Es sábado por la tarde, me he metido un arponazo de insulina y me dispongo a tragarme algunas pastas de nombres impronunciables. Las drogas aquí sobran, el tiempo no tiene límites, las emociones fuertes son la especialidad de la casa. Los anfitriones se esmeran en lograr que los participantes vivan con intensidad cada momento. No importa edad ni sexo, si eres rockero, intelectual, soldador de plantas petroleras, luchador o fan de Juan Gabriel.
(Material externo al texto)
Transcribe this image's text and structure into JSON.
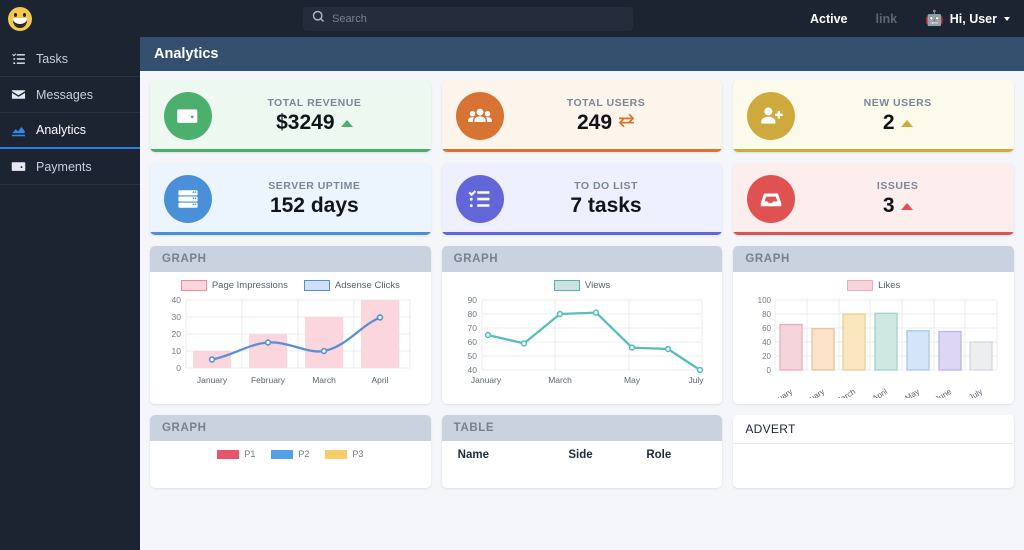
{
  "topbar": {
    "logo_icon": "smiley-face-icon",
    "search": {
      "value": "",
      "placeholder": "Search",
      "icon": "search-icon"
    },
    "active_label": "Active",
    "link_label": "link",
    "user": {
      "avatar_icon": "robot-emoji",
      "label": "Hi, User",
      "caret_icon": "chevron-down-icon"
    }
  },
  "sidebar": {
    "items": [
      {
        "label": "Tasks",
        "icon": "task-list-icon",
        "active": false
      },
      {
        "label": "Messages",
        "icon": "envelope-icon",
        "active": false
      },
      {
        "label": "Analytics",
        "icon": "bar-chart-icon",
        "active": true
      },
      {
        "label": "Payments",
        "icon": "wallet-icon",
        "active": false
      }
    ]
  },
  "page": {
    "title": "Analytics"
  },
  "stats": [
    {
      "label": "TOTAL REVENUE",
      "value": "$3249",
      "icon": "wallet-icon",
      "trend": "up",
      "accent": "#4caf6e",
      "bg": "#edf8f0"
    },
    {
      "label": "TOTAL USERS",
      "value": "249",
      "icon": "users-group-icon",
      "trend": "swap",
      "accent": "#d77433",
      "bg": "#fdf4ec"
    },
    {
      "label": "NEW USERS",
      "value": "2",
      "icon": "user-plus-icon",
      "trend": "up",
      "accent": "#ceaa3e",
      "bg": "#fcfaea"
    },
    {
      "label": "SERVER UPTIME",
      "value": "152 days",
      "icon": "server-icon",
      "trend": "none",
      "accent": "#4a90d9",
      "bg": "#ecf5fd"
    },
    {
      "label": "TO DO LIST",
      "value": "7 tasks",
      "icon": "checklist-icon",
      "trend": "none",
      "accent": "#6366d8",
      "bg": "#eef0fd"
    },
    {
      "label": "ISSUES",
      "value": "3",
      "icon": "inbox-icon",
      "trend": "up",
      "accent": "#e05252",
      "bg": "#fdeeee"
    }
  ],
  "panels": {
    "graph1_title": "GRAPH",
    "graph2_title": "GRAPH",
    "graph3_title": "GRAPH",
    "graph4_title": "GRAPH",
    "table_title": "TABLE",
    "advert_title": "ADVERT"
  },
  "table": {
    "columns": [
      "Name",
      "Side",
      "Role"
    ]
  },
  "chart_data": [
    {
      "id": "graph1",
      "type": "bar",
      "title": "",
      "categories": [
        "January",
        "February",
        "March",
        "April"
      ],
      "series": [
        {
          "name": "Page Impressions",
          "type": "bar",
          "values": [
            10,
            20,
            30,
            40
          ],
          "color": "#fbd6dd",
          "border": "#f2899f"
        },
        {
          "name": "Adsense Clicks",
          "type": "line",
          "values": [
            5,
            15,
            10,
            30
          ],
          "color": "#5b8fd4",
          "border": "#5b8fd4"
        }
      ],
      "ylim": [
        0,
        40
      ],
      "yticks": [
        0,
        10,
        20,
        30,
        40
      ],
      "xlabel": "",
      "ylabel": "",
      "grid": true,
      "legend_position": "top"
    },
    {
      "id": "graph2",
      "type": "line",
      "title": "",
      "categories": [
        "January",
        "",
        "March",
        "",
        "May",
        "",
        "July"
      ],
      "tick_labels": [
        "January",
        "March",
        "May",
        "July"
      ],
      "series": [
        {
          "name": "Views",
          "values": [
            65,
            59,
            80,
            81,
            56,
            55,
            40
          ],
          "color": "#57bfb8"
        }
      ],
      "ylim": [
        40,
        90
      ],
      "yticks": [
        40,
        50,
        60,
        70,
        80,
        90
      ],
      "xlabel": "",
      "ylabel": "",
      "grid": true,
      "legend_position": "top"
    },
    {
      "id": "graph3",
      "type": "bar",
      "title": "",
      "categories": [
        "January",
        "February",
        "March",
        "April",
        "May",
        "June",
        "July"
      ],
      "series": [
        {
          "name": "Likes",
          "values": [
            65,
            59,
            80,
            81,
            56,
            55,
            40
          ],
          "colors": [
            "#f6d4dc",
            "#fbe2c8",
            "#fbe7bf",
            "#cde9e2",
            "#d4e5f7",
            "#ddd7f5",
            "#eceef0"
          ],
          "borders": [
            "#e8aebc",
            "#ecc49a",
            "#ecd092",
            "#9fd3c8",
            "#a8c8ea",
            "#bdb2ea",
            "#d3d7dc"
          ]
        }
      ],
      "ylim": [
        0,
        100
      ],
      "yticks": [
        0,
        20,
        40,
        60,
        80,
        100
      ],
      "xlabel": "",
      "ylabel": "",
      "grid": true,
      "legend_position": "top"
    },
    {
      "id": "graph4",
      "type": "bar",
      "title": "",
      "legend_entries": [
        "P1",
        "P2",
        "P3"
      ],
      "legend_colors": [
        "#e8546a",
        "#54a0e8",
        "#f5cd6a"
      ],
      "legend_position": "top"
    }
  ]
}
La invitación al erotismo es la primera motivación visual que se ofrece. Es requisito despojarse de toda la ropa y sólo vestir unas batas cortas que por lo parte trasera dejan entrever desde las nalgas hasta el cuello. Además, todos tienen derecho a una cama en la que podrán realizar cualquier fantasía lúdica, si les quedan ganas.
Los participantes en esta intensa fiesta del dolor son permanentemente atendidos por un ramillete de chicas uniformadas de blanco. Las hay para todos los gustos, la mayoría son gorditas, pero también hay flacas, y de vez en cuando ensoñadoras.
Ellas suelen ser muy pacientes y nos llevan de la mano solidariamente hasta llegar a la experiencia total, de la que no hay retorno. Nunca descansan, incluso cuando las fuerzas se han agotado y todos los sentidos añoran un momento de paz, ellas aparecen encendiendo fulminantes luces y llenando de piquetes y suministrando más y más drogas.
Hasta los más pesados jonkies, darks o punks no podrían resistir sin conmoverse por los performances espontáneos que se viven día y noche; es la síntesis del dolor humano, de la más triste condición de la existencia. La sangre se desparrama sin limitaciones; los cuerpos mutilados se exhiben desnudos en los baños compartidos, el pudor no tiene cabida. Aquí no hay lugar para las sonrisas frívolas; todo lo que se siente es verdadero. Por eso, el impacto de cada grito, de cada suspiro, de cada lágrima, de cada estertor, provoca una sensación imborrable.
Pero no todo es caos, cada participante en la fiesta es guiado por una especie de sacerdote iluminado que ``nunca'' se equivoca y dictamina en nombre de la ciencia qué juegos debe realizar cada quién: desde los más sofisticados escudriñamientos de lo más íntimo del alma, hasta una vulgar rajada en la panza.
Inevitable es para ellos, los dueños de nuestros destinos, ocultar el brillo que se advierte cada vez que su cuchillo profanará una piel nueva; la experiencia de la sangre es única e irrepetible. Después, las consecuencias: que se quedó una gasa adentro, que se perforó el bazo, que la fiesta ha terminado para siempre; ése es el secreto que la hace una fiesta tan concurrida, el riesgo total e inevitable, la sensación permanente de que es un juego real, un juego que te hace sudar por las noches, que te saca todo que no sabías de ti, que se impregna de olores nauseabundos y rictus amarillentos que de pronto parecen espejos y que tu carne desgarrada es sólo un número más y una cama que mañana puede estar vacía.
Por todo esto, queridos amigos, siento no haber podido llegar a un reventón más en casa de Ulises. Yo ya tengo mi propia fiesta inolvidable.